Sources of law governing secured debt
Law regulating secured debt comes from a complicated blend of state and federal legislation, cases, and regulations, reflecting the fact that debtors and creditors operate (though often not consciously) in the context of what Professor Lynn LoPucki has termed "the state remedies system" and "the bankruptcy system". L. Lopucki, A General Theory of the Dynamics of the State Remedies/Bankruptcy System, 1982 Wisc. L. Rev. 311.Debtors and creditors operate in the state remedies system, that is, they are governed by state law (except to the extent of some federal pre-emption), until and unless their relationship is removed to the bankruptcy system by the voluntary petition of a debtor or the involuntary petition of creditors. However, because financial distress creates a significant possibility that the bankruptcy system may be invoked, informed debtors and creditors in the state remedies system operate in the shadow of, that is, their choices of behavior must take account of, the law of the bankruptcy system. Of course some debtors and creditors, either not well informed or whose behavior is influenced by other forces, may not be influenced by the law of the bankruptcy system.

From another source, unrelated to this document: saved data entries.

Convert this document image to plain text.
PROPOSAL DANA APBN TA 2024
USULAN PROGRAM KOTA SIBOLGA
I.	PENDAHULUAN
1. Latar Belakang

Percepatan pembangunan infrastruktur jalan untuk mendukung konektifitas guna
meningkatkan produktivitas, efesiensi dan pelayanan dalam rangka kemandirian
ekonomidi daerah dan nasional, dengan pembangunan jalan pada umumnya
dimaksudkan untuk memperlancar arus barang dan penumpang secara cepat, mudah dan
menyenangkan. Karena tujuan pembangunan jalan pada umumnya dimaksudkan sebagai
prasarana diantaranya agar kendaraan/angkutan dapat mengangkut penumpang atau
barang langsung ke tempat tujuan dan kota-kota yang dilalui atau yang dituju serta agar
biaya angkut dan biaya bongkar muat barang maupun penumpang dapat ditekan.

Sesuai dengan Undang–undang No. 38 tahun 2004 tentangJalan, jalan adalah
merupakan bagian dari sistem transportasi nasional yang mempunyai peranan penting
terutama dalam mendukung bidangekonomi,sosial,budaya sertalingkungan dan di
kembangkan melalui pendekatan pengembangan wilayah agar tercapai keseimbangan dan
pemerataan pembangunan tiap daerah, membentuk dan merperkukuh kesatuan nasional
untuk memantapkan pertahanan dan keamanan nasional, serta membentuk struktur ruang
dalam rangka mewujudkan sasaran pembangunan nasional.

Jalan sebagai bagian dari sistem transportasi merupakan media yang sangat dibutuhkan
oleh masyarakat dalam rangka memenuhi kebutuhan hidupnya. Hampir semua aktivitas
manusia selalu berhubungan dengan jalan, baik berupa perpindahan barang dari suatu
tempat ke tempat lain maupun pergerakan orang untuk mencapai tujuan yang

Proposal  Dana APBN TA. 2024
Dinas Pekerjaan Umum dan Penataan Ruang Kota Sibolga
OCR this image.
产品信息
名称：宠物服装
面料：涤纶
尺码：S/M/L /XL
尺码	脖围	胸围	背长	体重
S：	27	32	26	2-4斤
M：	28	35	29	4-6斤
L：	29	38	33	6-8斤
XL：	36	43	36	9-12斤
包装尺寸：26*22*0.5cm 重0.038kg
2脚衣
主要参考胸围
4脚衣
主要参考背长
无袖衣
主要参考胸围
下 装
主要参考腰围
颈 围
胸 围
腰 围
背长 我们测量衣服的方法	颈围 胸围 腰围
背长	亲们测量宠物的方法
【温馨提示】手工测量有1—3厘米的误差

In the state remedies system, debt secured by personal property and fixtures is largely governed by a state's version of Article 9 of the Uniform Commercial Code, known in California as Division 9 of the California Uniform Commercial Code. In these materials we refer generally to sections of the Uniform Commercial Code (through the notation "U.C.C." followed by a section number). All states have adopted Article 9. Thus, consistent with one of the expressed purposes of the Uniform Commercial Code, much of the law here is uniform throughout the country. (As of January, 2000, some states have adopted and other states are considering adoption of Revised Article 9, to become effective July 1, 2001. Anticipating its uniform or near uniform adoption, these materials focus on Revised Article 9.) Bear in mind, however, that most states have adopted some non-uniform amendments to the uniform version and that case law interpreting even uniform provisions may vary among jurisdictions. From time to time we refer to non-uniform amendments, particularly those adopted in California. Moreover, all states have adopted "certificate of title" legislation governing some aspects of security interests in mobile goods, such as automobiles. In addition, many states have adopted legislation that affords to consumer debtors greater protections against secured creditors than those afforded by Article 9. See U.C.C. 9-201(b),(c). Portions of some federal legislation (such as legislation governing aircraft or legislation governing copyright) and some federal regulation partially pre-empts Article 9. See U.C.C. 9-109(c)(1) and Official Comment 8 to U.C.C. 9-109.
Efforts to make uniform the state law which governs real property secured debt have failed. Instead, each state's real property security law reflects its own peculiar mix of legislation and common law, pre-empted, in a few instances, by federal legislation. These materials are being designed with several templates to enable the instructor to select for student consideration the real property law of one of several jurisdictions. Your instructor's choice of law governing real property secured debt is indicated by the name of the template displayed on the home page of these materials. However, the themes and issues considered in these materials are common to every jurisdiction; by exploring those themes and issues in the context of the law of one jurisdiction, you should be able to recognize and research the resolution of issues in other jurisdictions.
When the bankruptcy system is invoked, federal bankruptcy law governs. That law consists of federal legislation (Title 11 of the United States Code, known as the Bankruptcy Code, together with some portions of Title 18, Crimes and Criminal Procedure, and Title 28, Judiciary and Judicial Procedure) and the federal common law interpreting and applying that legislation. However, as we shall see, the Bankruptcy Code partially defers to state law on some important issues, including the validity, enforceability and priority of liens.
You will therefore be encountering a wide variety of primary sources in these materials: state legislation, both uniform and non-uniform, some general and some focused on consumer debtors; federal legislation, some pre-empting the state law that would otherwise operate in the state remedies system and some governing only in the case of bankruptcy; federal regulations; state common law, both interpreting state legislation and developing principles where no legislation governs; and, federal common law, primarily that which interprets provisions of the Bankruptcy Code.